Я же могу обнять её? Это было бы славно… Так мы и простояли, не касаясь, минуты три, у края площади, под колоннадой, под взором толстого мраморного льва. Аннушка. Её голова коснулась моего подбородка, коснулась, чтобы отпрянуть.
– Ты не спешишь?
– Нет, – я промычал, отдаляясь. Я спешил: нужно сдать атлас, купить масло, забросить письмо.
– Прогуляйся со мной? Мне нужно, – она совсем смутилась. Её голос, и без того тихий, почти погас в городских шорохах, – чтобы кто-нибудь погулял со мной.

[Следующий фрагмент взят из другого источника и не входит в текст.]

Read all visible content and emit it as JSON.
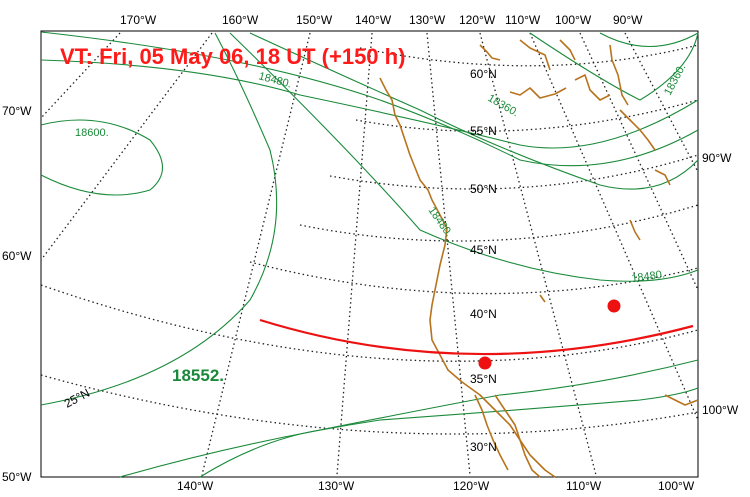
{
  "title": "VT:  Fri, 05 May 06, 18 UT (+150 h)",
  "top_lon_labels": [
    "170°W",
    "160°W",
    "150°W",
    "140°W",
    "130°W",
    "120°W",
    "110°W",
    "100°W",
    "90°W"
  ],
  "bottom_lon_labels": [
    "140°W",
    "130°W",
    "120°W",
    "110°W",
    "100°W"
  ],
  "left_labels": [
    "70°W",
    "60°W",
    "50°W"
  ],
  "right_labels": [
    "90°W",
    "100°W"
  ],
  "lat_labels": [
    "60°N",
    "55°N",
    "50°N",
    "45°N",
    "40°N",
    "35°N",
    "30°N",
    "25°N"
  ],
  "contour_labels": [
    "18480.",
    "18600.",
    "18360.",
    "18360.",
    "18480.",
    "18480."
  ],
  "highlight_value": "18552.",
  "colors": {
    "title": "#ff1a1a",
    "contour": "#1a8a3a",
    "coast": "#b8731d",
    "track": "#ee1111",
    "grid": "#222222"
  }
}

Я опешил, я бы никогда, ни при каких обстоятельствах, не смог попросить.
– Да.
Аннушка улыбнулась и взяла меня под руку. И только сейчас я заметил, что она без кошки. Как она вообще сюда дошла?
– Ты больше не кашляешь?
– Практически, – я тоже улыбнулся. – Куда нам идти?

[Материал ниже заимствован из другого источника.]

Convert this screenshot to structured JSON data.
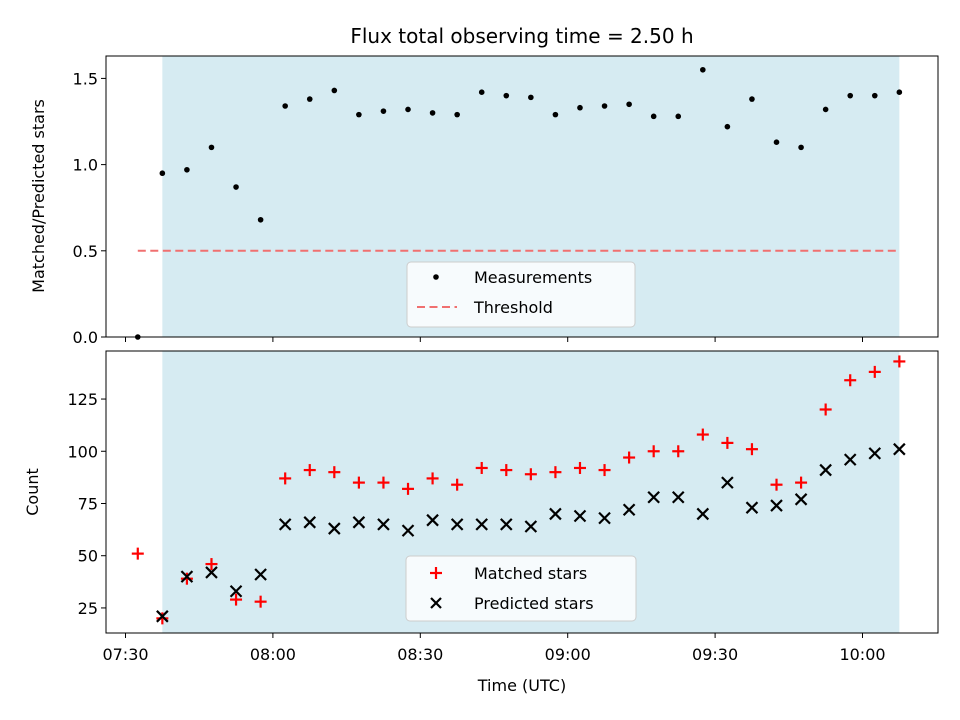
{
  "chart_data": [
    {
      "type": "scatter",
      "title": "Flux total observing time = 2.50 h",
      "xlabel": "",
      "ylabel": "Matched/Predicted stars",
      "ylim": [
        0.0,
        1.63
      ],
      "yticks": [
        "0.0",
        "0.5",
        "1.0",
        "1.5"
      ],
      "legend": "bottom-center",
      "highlight_span": {
        "start": "07:37.5",
        "end": "10:07.5"
      },
      "series": [
        {
          "name": "Measurements",
          "style": "dot",
          "color": "#000000",
          "values": [
            0.0,
            0.95,
            0.97,
            1.1,
            0.87,
            0.68,
            1.34,
            1.38,
            1.43,
            1.29,
            1.31,
            1.32,
            1.3,
            1.29,
            1.42,
            1.4,
            1.39,
            1.29,
            1.33,
            1.34,
            1.35,
            1.28,
            1.28,
            1.55,
            1.22,
            1.38,
            1.13,
            1.1,
            1.32,
            1.4,
            1.4,
            1.42
          ]
        },
        {
          "name": "Threshold",
          "style": "dashed-line",
          "color": "#f07070",
          "x_range": [
            "07:32.5",
            "10:07.5"
          ],
          "value": 0.5
        }
      ]
    },
    {
      "type": "scatter",
      "title": "",
      "xlabel": "Time (UTC)",
      "ylabel": "Count",
      "ylim": [
        13,
        148
      ],
      "yticks": [
        "25",
        "50",
        "75",
        "100",
        "125"
      ],
      "xticks": [
        "07:30",
        "08:00",
        "08:30",
        "09:00",
        "09:30",
        "10:00"
      ],
      "legend": "bottom-center",
      "highlight_span": {
        "start": "07:37.5",
        "end": "10:07.5"
      },
      "series": [
        {
          "name": "Matched stars",
          "style": "plus",
          "color": "#ff0000",
          "values": [
            51,
            20,
            39,
            46,
            29,
            28,
            87,
            91,
            90,
            85,
            85,
            82,
            87,
            84,
            92,
            91,
            89,
            90,
            92,
            91,
            97,
            100,
            100,
            108,
            104,
            101,
            84,
            85,
            120,
            134,
            138,
            143
          ]
        },
        {
          "name": "Predicted stars",
          "style": "x",
          "color": "#000000",
          "values": [
            null,
            21,
            40,
            42,
            33,
            41,
            65,
            66,
            63,
            66,
            65,
            62,
            67,
            65,
            65,
            65,
            64,
            70,
            69,
            68,
            72,
            78,
            78,
            70,
            85,
            73,
            74,
            77,
            91,
            96,
            99,
            101
          ]
        }
      ]
    }
  ],
  "time_points": [
    "07:32.5",
    "07:37.5",
    "07:42.5",
    "07:47.5",
    "07:52.5",
    "07:57.5",
    "08:02.5",
    "08:07.5",
    "08:12.5",
    "08:17.5",
    "08:22.5",
    "08:27.5",
    "08:32.5",
    "08:37.5",
    "08:42.5",
    "08:47.5",
    "08:52.5",
    "08:57.5",
    "09:02.5",
    "09:07.5",
    "09:12.5",
    "09:17.5",
    "09:22.5",
    "09:27.5",
    "09:32.5",
    "09:37.5",
    "09:42.5",
    "09:47.5",
    "09:52.5",
    "09:57.5",
    "10:02.5",
    "10:07.5"
  ],
  "colors": {
    "span_fill": "#add8e6",
    "threshold": "#f07070",
    "matched": "#ff0000",
    "predicted": "#000000"
  }
}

– К реке. Вон за той аркой направо, чтобы по скверу, потом вдоль канала, потом к толстому фонарю.
И всё же, как она оказалась одна в центре города?
– А где Велька?
– Дома. В то место, куда я шла, нельзя с животными. Я не задерживаю тебя?
– Нет.
Лесенки рабочих ладно скакали вдоль длинных стен, цеплялись к карнизам, царапали барельефы. Потемневшие от сажи, пыли и долгих дождей фасады, будто бы оживали или просто умело делали вид, то ли мёртвые, то ли больные, а внутри – чёрные-черные трубы, грязные кирпичи и оставленный с лета цветочный горшок. Внутри дворики, лавки, бельевые растяжки, дети и чей-то полосатый кот.